Война смыла "старые грехи". В 1942 году отец участвовал в обороне Москвы, где полегли десятки тысяч мальчиков-студентов, мальчиков-школьников, войне не обученных и воевать не умевших. Отец всю войну минировал дороги, мосты, был контужен, восстановлен в партии и вернулся в чине капитана. Он часто жаловался на головные боли и никогда не разрешал мне во время прогулок брать его за контуженную левую руку. Я огорчалась и даже плакала. Не было для меня большего счастья, как пойти с ним погулять и рассказывать ему, рассказывать про мою пионерскую организацию, подружек, училок. И при этом держать его за руку. Ну, а как же иначе? Ведь он должен всё услышать и понять - мой папа. Это наши секреты. А как делиться секретами с тем, кто идёт от тебя отдельно, как будто это его не касается? Я переходила на правую сторону, но там мне почему-то было как-то не так....
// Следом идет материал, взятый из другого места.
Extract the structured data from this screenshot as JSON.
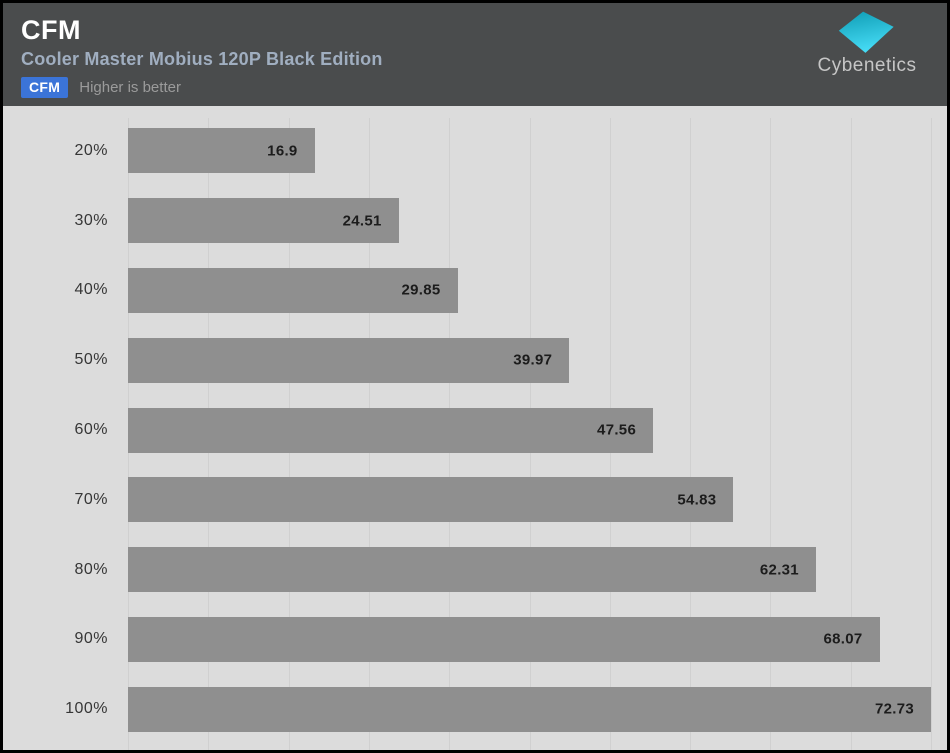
{
  "header": {
    "title": "CFM",
    "subtitle": "Cooler Master Mobius 120P Black Edition",
    "badge_label": "CFM",
    "badge_note": "Higher is better",
    "logo_text": "Cybenetics"
  },
  "colors": {
    "accent_blue": "#3b74d8",
    "bar_gray": "#8f8f8f",
    "header_bg": "#4a4c4d",
    "chart_bg": "#dcdcdc",
    "gridline": "#d0d0d0",
    "logo_teal_dark": "#0e9cb4",
    "logo_teal_light": "#45daf4"
  },
  "chart_data": {
    "type": "bar",
    "orientation": "horizontal",
    "title": "CFM",
    "subtitle": "Cooler Master Mobius 120P Black Edition",
    "note": "Higher is better",
    "categories": [
      "20%",
      "30%",
      "40%",
      "50%",
      "60%",
      "70%",
      "80%",
      "90%",
      "100%"
    ],
    "values": [
      16.9,
      24.51,
      29.85,
      39.97,
      47.56,
      54.83,
      62.31,
      68.07,
      72.73
    ],
    "value_labels": [
      "16.9",
      "24.51",
      "29.85",
      "39.97",
      "47.56",
      "54.83",
      "62.31",
      "68.07",
      "72.73"
    ],
    "xlabel": "",
    "ylabel": "",
    "xlim": [
      0,
      72.73
    ],
    "grid_divisions": 10,
    "grid": "vertical",
    "legend_position": "none"
  }
}
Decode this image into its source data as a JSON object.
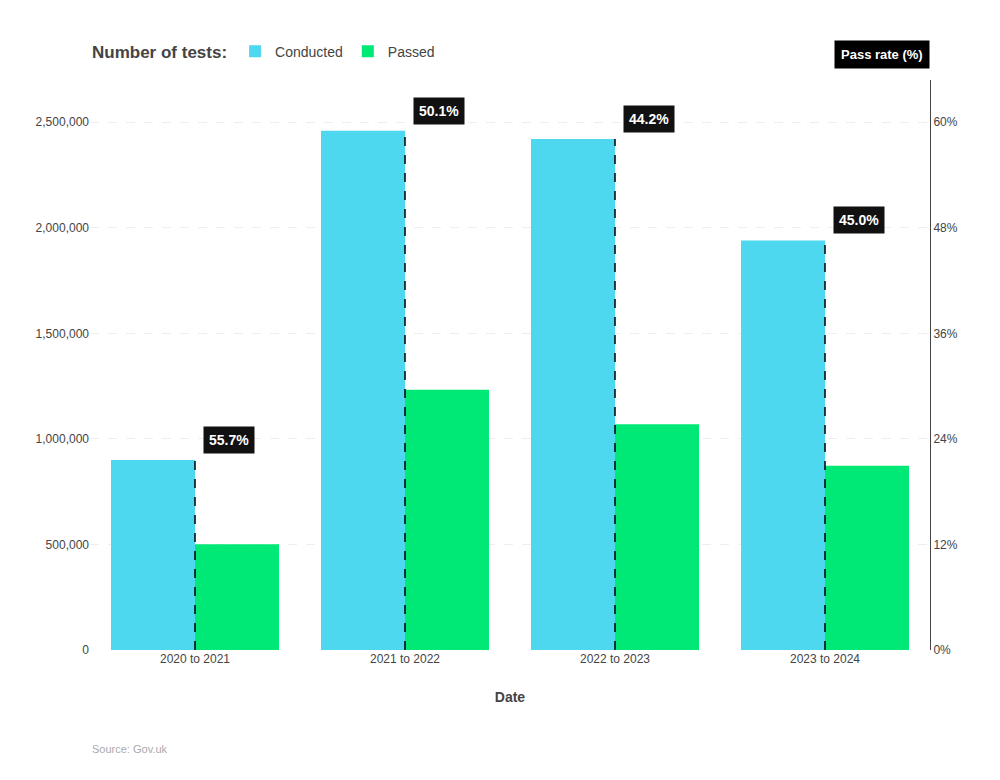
{
  "chart_data": {
    "type": "bar",
    "categories": [
      "2020 to 2021",
      "2021 to 2022",
      "2022 to 2023",
      "2023 to 2024"
    ],
    "series": [
      {
        "name": "Conducted",
        "color": "#4DD8F0",
        "values": [
          900000,
          2460000,
          2420000,
          1940000
        ]
      },
      {
        "name": "Passed",
        "color": "#00E876",
        "values": [
          501300,
          1232460,
          1069640,
          873000
        ]
      }
    ],
    "legend_title": "Number of tests:",
    "legend": "top",
    "xlabel": "Date",
    "y2label": "Pass rate (%)",
    "annotations": [
      "55.7%",
      "50.1%",
      "44.2%",
      "45.0%"
    ],
    "source": "Source: Gov.uk",
    "ylim": [
      0,
      2700000
    ],
    "yticks": [
      0,
      {
        "value": 500000,
        "label": "500,000"
      },
      {
        "value": 1000000,
        "label": "1,000,000"
      },
      {
        "value": 1500000,
        "label": "1,500,000"
      },
      {
        "value": 2000000,
        "label": "2,000,000"
      },
      {
        "value": 2500000,
        "label": "2,500,000"
      }
    ],
    "y2lim": [
      0,
      0.648
    ],
    "y2ticks": [
      {
        "value": 0,
        "label": "0%"
      },
      {
        "value": 0.12,
        "label": "12%"
      },
      {
        "value": 0.24,
        "label": "24%"
      },
      {
        "value": 0.36,
        "label": "36%"
      },
      {
        "value": 0.48,
        "label": "48%"
      },
      {
        "value": 0.6,
        "label": "60%"
      }
    ],
    "grid": true
  }
}
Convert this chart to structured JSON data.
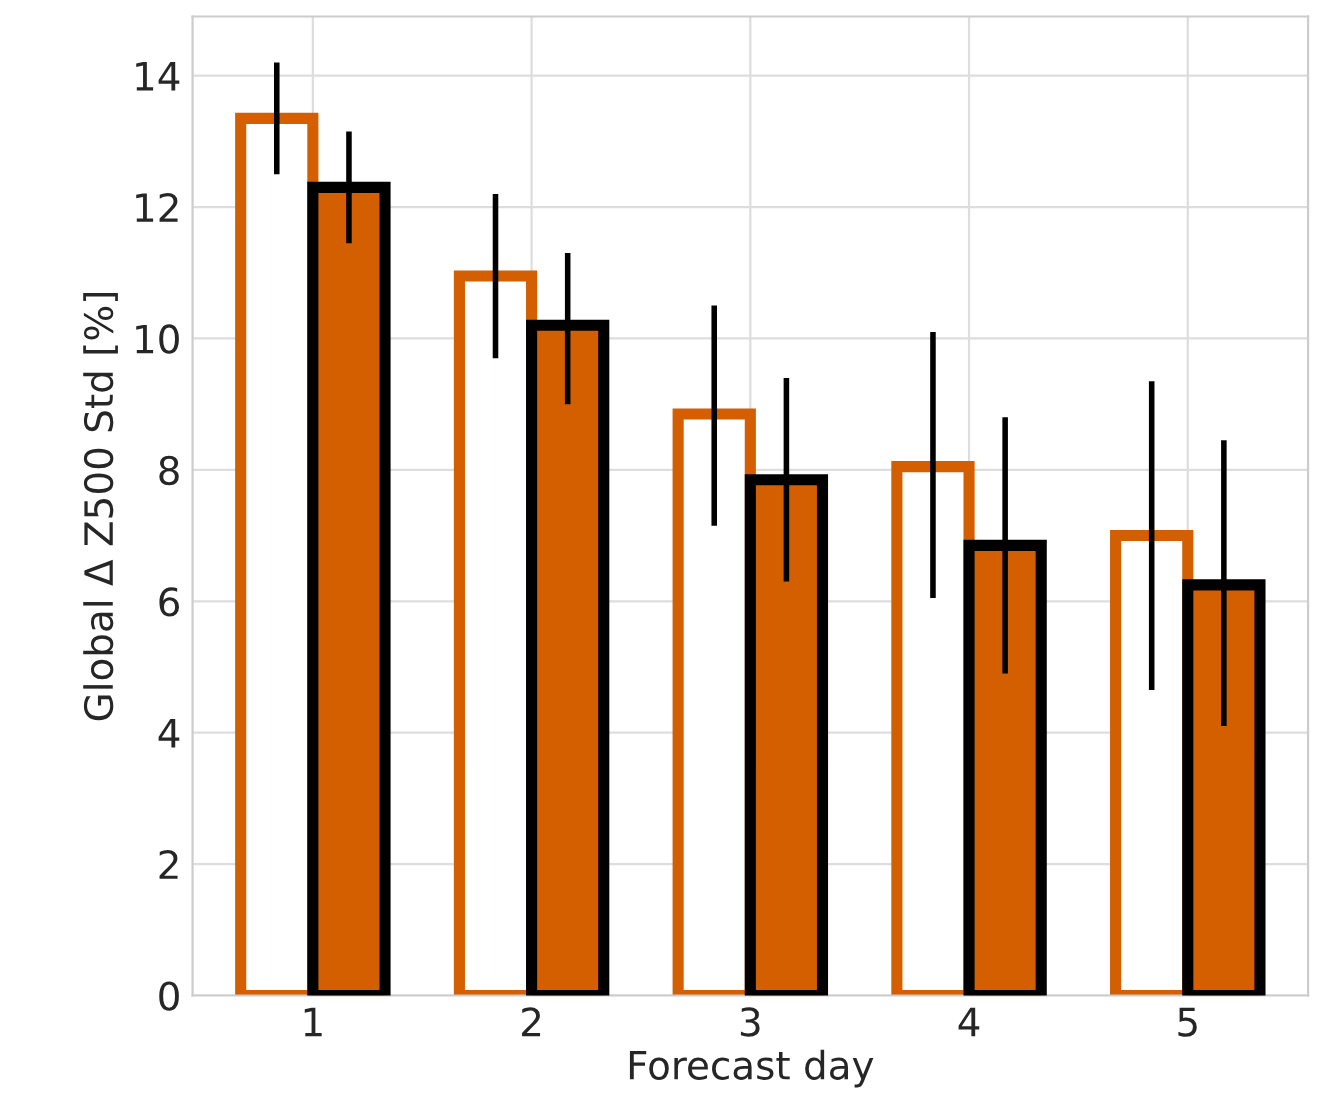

В одиннадцать лет мой мир рухнул. За отцом пришли ночью. Я не слышала, как он поцеловал меня, как его увели. Разбудил меня гэбешник, пожелавший обыскать мою кровать. Понять происходящее было невмоготу. Я не верила, что мой отец может быть плохим, но в революцию и Сталина продолжала верить.

Когда через шесть лет отец вернулся, я уже училась в институте, писала в анкетах, что он умер, (кто же разрешил бы мне иначе учиться в институте!) и безумно ждала его. Ни Сталину, ни Ленину, ни советской власти в те годы я уже не верила. Знала, что лгали..

Но отец видел это по-другому. Он радовался, что "усатый" подох, но Ленин и Советская власть - это другое. Это было то, чему он отдал жизнь, ради чего ушёл из Стаек. Ушёл, не оглядываясь, а теперь ему говорят, что всё делали не так, строили не то. Прости, отец! Слишком поздно я поняла, что, живи я в то время, тоже ушла бы из Стаек, ушла бы в революцию. Какой ещё был путь у бедных евреев из местечек, жаждущих справедливости и мечтавших об образовании! Но, повзрослев, я уже видела, что "понастроилось". Мне это совсем не нравилось, и я стала убегать в мир книг, музыки, живописи, оставляя тебя одного раздумывать над вопросами бытия.

Ну, конечно, ты не мог вернуться в Стайки, даже на несколько дней. Ведь это значило бы признать поражение, сдаться. Но это не было твоим способом жить: ты не хотел и не умел сдаваться - ни на фронте, ни в лагере, ни даже в быту.

Моя поездка в Стайки - это другое. Ты объяснил мне теперь, что поездка эта была для меня, а не для тебя. Ты закончил свои земные дела. И закончил их достойно, подвёл итоги: на твоём счету нет подлости, жестокости, предательства и корысти. А за всякие "грешки" не мне судить тебя. Нет у меня такого права и желания.